The participation of Salesforce.com and Microsoft in last week’s $5.3 billion leveraged buyout of Informatica points up the necessity of long-standing data businesses to elevate themselves into the cloud. The data management company, founded in 1993, sought out the involvement of those companies in a deal engineered by Permira Advisers to expand its capabilities, observers say.
“Salesforce and Microsoft both had strategic partnerships with Informatica, and there was a real recognition on the part of Informatica management that, without their capabilities and platforms, they did not have a strong enough link with what’s happening in the cloud,” says Forrester Research analyst Michele Goetz.

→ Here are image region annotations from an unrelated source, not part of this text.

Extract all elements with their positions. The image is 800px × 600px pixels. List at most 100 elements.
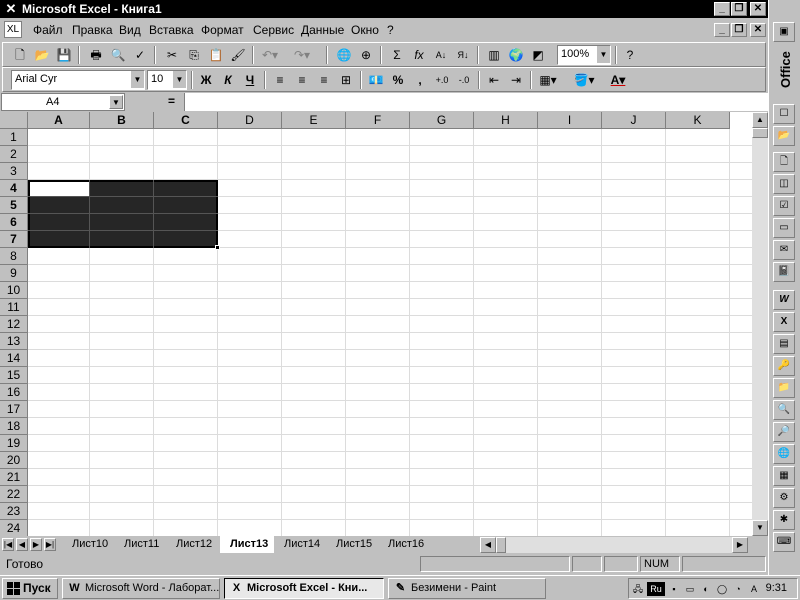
format-painter-icon[interactable]: 🖌 (227, 45, 249, 65)
excel-icon[interactable]: X (773, 312, 795, 332)
sort-ascending-icon[interactable]: A↓ (430, 45, 452, 65)
row-header-13[interactable]: 13 (0, 333, 28, 350)
row-header-7[interactable]: 7 (0, 231, 28, 248)
name-box[interactable]: A4 ▼ (1, 93, 125, 111)
align-left-icon[interactable]: ≡ (269, 70, 291, 90)
task-icon[interactable]: ☑ (773, 196, 795, 216)
zoom-icon[interactable]: ▪ (667, 582, 681, 596)
scroll-right-icon[interactable]: ▶ (732, 537, 748, 553)
doc-minimize-button[interactable]: _ (714, 23, 730, 37)
new-doc-icon[interactable]: 🗋 (773, 152, 795, 172)
save-icon[interactable]: 💾 (53, 45, 75, 65)
doc-close-button[interactable]: ✕ (750, 23, 766, 37)
hyperlink-icon[interactable]: 🌐 (333, 45, 355, 65)
row-header-23[interactable]: 23 (0, 503, 28, 520)
prev-sheet-icon[interactable]: ◀ (16, 538, 28, 551)
row-header-5[interactable]: 5 (0, 197, 28, 214)
row-header-1[interactable]: 1 (0, 129, 28, 146)
cut-icon[interactable]: ✂ (161, 45, 183, 65)
chart-wizard-icon[interactable]: ▥ (483, 45, 505, 65)
underline-button[interactable]: Ч (239, 70, 261, 90)
find-icon[interactable]: 🔍 (773, 400, 795, 420)
window-icon[interactable]: ◫ (773, 174, 795, 194)
paste-icon[interactable]: 📋 (205, 45, 227, 65)
sheet-tab-лист16[interactable]: Лист16 (378, 536, 428, 553)
taskbar-button-word[interactable]: W Microsoft Word - Лаборат... (62, 578, 220, 599)
row-header-16[interactable]: 16 (0, 384, 28, 401)
language-indicator[interactable]: Ru (647, 582, 665, 596)
sheet-tab-лист12[interactable]: Лист12 (166, 536, 220, 553)
horizontal-scrollbar[interactable]: ◀ ▶ (480, 537, 748, 553)
column-header-a[interactable]: A (28, 112, 90, 129)
borders-icon[interactable]: ▦▾ (537, 70, 559, 90)
column-header-e[interactable]: E (282, 112, 346, 129)
row-header-17[interactable]: 17 (0, 401, 28, 418)
column-header-f[interactable]: F (346, 112, 410, 129)
sheet-tab-лист13[interactable]: Лист13 (220, 536, 274, 553)
percent-button[interactable]: % (387, 70, 409, 90)
maximize-button[interactable]: ❐ (731, 2, 747, 16)
binder-icon[interactable]: 📁 (773, 378, 795, 398)
sort-descending-icon[interactable]: Я↓ (452, 45, 474, 65)
scroll-down-icon[interactable]: ▼ (752, 520, 768, 536)
tools-icon[interactable]: ✱ (773, 510, 795, 530)
vertical-scrollbar[interactable]: ▲ ▼ (752, 112, 768, 536)
row-header-9[interactable]: 9 (0, 265, 28, 282)
column-header-h[interactable]: H (474, 112, 538, 129)
speaker-icon[interactable]: ◐ (699, 582, 713, 596)
menu-file[interactable]: Файл (33, 23, 63, 37)
new-icon[interactable]: 🗋 (9, 45, 31, 65)
autosum-icon[interactable]: Σ (386, 45, 408, 65)
spelling-icon[interactable]: ✓ (129, 45, 151, 65)
row-header-19[interactable]: 19 (0, 435, 28, 452)
column-header-c[interactable]: C (154, 112, 218, 129)
align-right-icon[interactable]: ≡ (313, 70, 335, 90)
menu-edit[interactable]: Правка (72, 23, 113, 37)
decrease-decimal-icon[interactable]: -.0 (453, 70, 475, 90)
open-doc-icon[interactable]: 📂 (773, 126, 795, 146)
title-bar[interactable]: ✕ Microsoft Excel - Книга1 _ ❐ ✕ (0, 0, 768, 18)
row-header-22[interactable]: 22 (0, 486, 28, 503)
menu-help[interactable]: ? (387, 23, 394, 37)
open-icon[interactable]: 📂 (31, 45, 53, 65)
comma-button[interactable]: , (409, 70, 431, 90)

Salesforce, meanwhile, obtains a direct conduit to the deep-background financial and customer support data Informatica provides. “One of the key reasons that Salesforce and Microsoft were invited to the table was to offset the size of the deal,” Goetz says. “Having that financial stake provides them with some influence on the board to help direct and drive strategy.”
Consultant Brent Leary, a partner at CRM Essentials, believes the deal could give Salesforce an inside view on the data management business. “I don’t think it will immediately change what Salesforce can offer its customers, but as it moves more quickly into the Internet of Things, the sheer level of its data sources will increase,” he says. “Potentially, this gives Salesforce a better handle on those sources and how they move in and out of their platform.”
To that end, Goetz speculates that the new relationship could eventually help Salesforce drive more value out of its Data.com investment.